Was dieser Satz bedeutet...

Zum ersten Mal fühle ich mich in der Lage mich bezüglich dieser Sache erklären zu können.
Wer mich kennt wird diesen Satz schon öfter von mir gehört haben: "Ich hasse Menschen". - Klar, wieso auch nicht. Menschen sind ja auch hassenswert...so im Allgemeinen. Und im Persönlichen? - Da hängt es mehr mit dem Satz "Ich bin nicht gerne unter Menschen" (auch ein Klassiker) zusammen, den viele leider gar nicht so ernst nehmen.
Ich möchte nun an Hand eines Beispieles erklären, wie genau ich das meine:


Ich habe Hunger. Nach einer 9 1/2-Stunden-Schicht darf man ja auch Hunger haben. Zu Hause gibt es...ähm...Brot, aber auf dem Nachhauseweg liegen ja genug Futterstätten. Egal wie groß der Hunger jedoch ist, ich überlege mir den Besuch dreimal und entscheide mich dann für gewöhnlich dagegen. Ich mag nicht da rein gehen wo lauter fremde (oder schlimmer noch: bekannte) Menschen sind.
Was mich heute dazu bewogen hat ein solches Etablissement aufzusuchen, ist wohl die Tatsache, dass ich ohnehin schon außerordentlich deprimiert bin und mir daher alles unwichtig ist.
Mit einem mulmigen Gefühl suche ich mir einen Parkplatz und bin erleichtert, dass es leer zu sein scheint. - Zu früh gefreut!! Auf der Außenterasse sitzt eine Gruppe Menschen, die mich länger mustern - als würden sie mich von irgendwoher kennen. Ich kenne sie aber nicht. Erwarten sie etwas von mir? Oder wollen sie was loswerden? Mit zügigen festen Schritten, aufrechter Haltung und einem Lächeln laufe ich an ihnen vorbei und nehme Augenkontakt zu einzelnen auf, dabei nicke ich kaum merklich, da ich mir nicht sicher bin, ob ich grüßen soll oder nicht. Objektiv betrachtet eine unwichtige Sache, die mir aber alles abverlangt. Meine Schultern sind locker, mein Geist ist angespannt, mein Gehirn versucht nicht nur meinen Körper, sondern auch meinen Geist in eine aufrechte Haltung zu bringen.
Endlich drinnen! Ich habe kein Problem mit der unfreundlichen Bedienung zu reden, die denkt ich wäre zu blöd um die Karte zu lesen. Sie wird dafür bezahlt mit mir zu reden und vermutlich hasst sie ihren Job. - Ich weiß wie sie sich fühlt!
Nachdem ich mein Essen habe (zum Mitnehmen natürlich - mehr ertrag ich nicht),  muss ich wieder an der Menschengruppe vorbei. Peinlich Lächeln, Nicken, Augenkontakt, selbstbewusste Haltung imitieren. "Guten Appetit" sagt einer überfreundlich. "Danke" antworte ich grinsend, gespielt fröhlich und beschwingt. (Stresssituationen vertreiben Depressionen offensichtlich.)
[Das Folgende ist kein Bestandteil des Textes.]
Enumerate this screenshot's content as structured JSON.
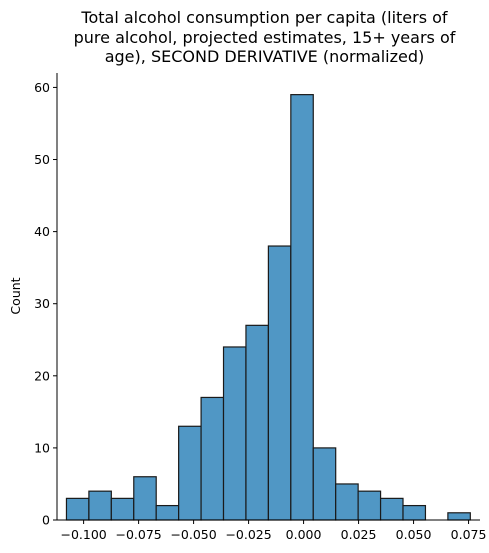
{
  "chart_data": {
    "type": "bar",
    "title_lines": [
      "Total alcohol consumption per capita (liters of",
      "pure alcohol, projected estimates, 15+ years of",
      "age), SECOND DERIVATIVE (normalized)"
    ],
    "xlabel": "",
    "ylabel": "Count",
    "bin_edges": [
      -0.1078,
      -0.0976,
      -0.0874,
      -0.0772,
      -0.067,
      -0.0568,
      -0.0466,
      -0.0364,
      -0.0262,
      -0.016,
      -0.0058,
      0.0044,
      0.0146,
      0.0248,
      0.035,
      0.0452,
      0.0554,
      0.0656,
      0.0758
    ],
    "counts": [
      3,
      4,
      3,
      6,
      2,
      13,
      17,
      24,
      27,
      38,
      59,
      10,
      5,
      4,
      3,
      2,
      0,
      1
    ],
    "xlim": [
      -0.1121,
      0.0802
    ],
    "ylim": [
      0,
      62
    ],
    "x_ticks": [
      "-0.100",
      "-0.075",
      "-0.050",
      "-0.025",
      "0.000",
      "0.025",
      "0.050",
      "0.075"
    ],
    "x_tick_values": [
      -0.1,
      -0.075,
      -0.05,
      -0.025,
      0.0,
      0.025,
      0.05,
      0.075
    ],
    "y_ticks": [
      0,
      10,
      20,
      30,
      40,
      50,
      60
    ],
    "bar_color": "#5097c5",
    "edge_color": "#1a1a1a",
    "grid": false
  }
}
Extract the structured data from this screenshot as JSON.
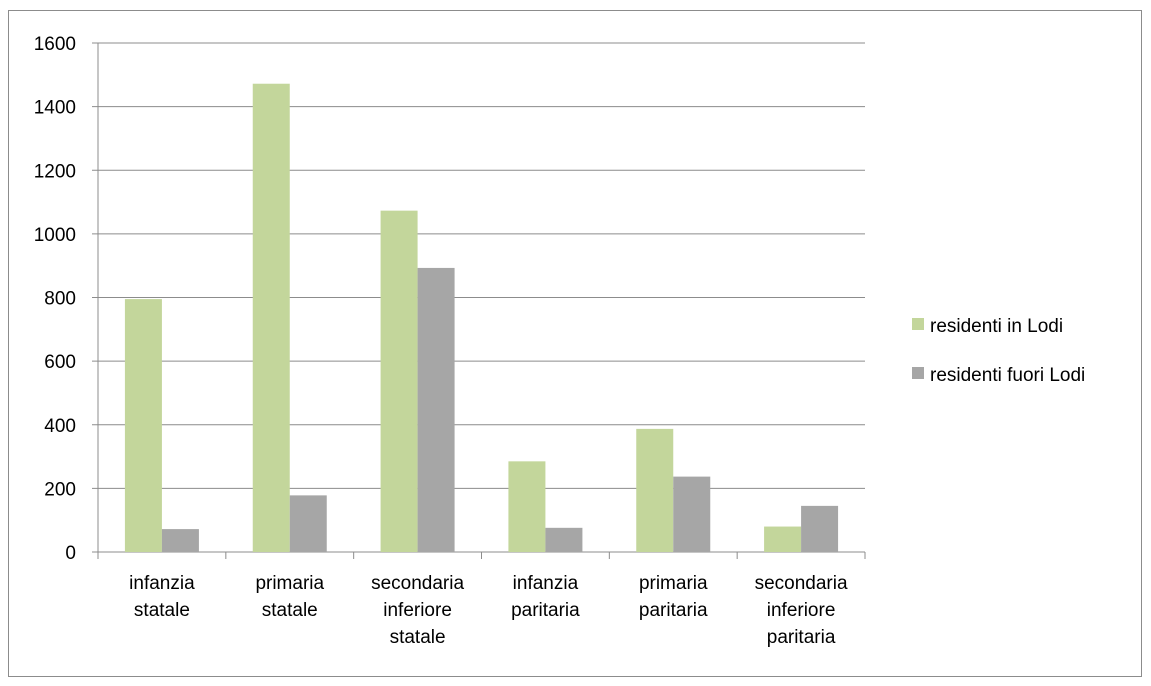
{
  "chart_data": {
    "type": "bar",
    "categories": [
      [
        "infanzia",
        "statale"
      ],
      [
        "primaria",
        "statale"
      ],
      [
        "secondaria",
        "inferiore",
        "statale"
      ],
      [
        "infanzia",
        "paritaria"
      ],
      [
        "primaria",
        "paritaria"
      ],
      [
        "secondaria",
        "inferiore",
        "paritaria"
      ]
    ],
    "series": [
      {
        "name": "residenti in Lodi",
        "color": "#c3d69b",
        "values": [
          795,
          1472,
          1073,
          285,
          387,
          80
        ]
      },
      {
        "name": "residenti fuori Lodi",
        "color": "#a6a6a6",
        "values": [
          72,
          178,
          893,
          76,
          237,
          145
        ]
      }
    ],
    "ylim": [
      0,
      1600
    ],
    "yticks": [
      "0",
      "200",
      "400",
      "600",
      "800",
      "1000",
      "1200",
      "1400",
      "1600"
    ],
    "grid": true,
    "legend_position": "right"
  }
}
Das Schauspiel ist aber natürlich noch nicht vorbei als ich im Auto sitze. Das Geschehene muss noch verarbeitet werden. Ich fahre also nach Hause. "Danke" wiederhole ich dabei ein paar mal gespielt fröhlich. Und dann kommt mein Mantra "Ich hasse Menschen". Das wiederhole ich die nächsten 10 Minuten bis ich zu Hause bin - immer wieder mit einen Stöhnen.
Ganz zum Schluss schlägt der Satz in ein resigniertes "Ich hasse mein Leben" um. Es gibt keinen Satz, den ich öfter verwende als diesen, aber ich achte darauf ihn möglichst nur zu sagen, wenn ich alleine bin.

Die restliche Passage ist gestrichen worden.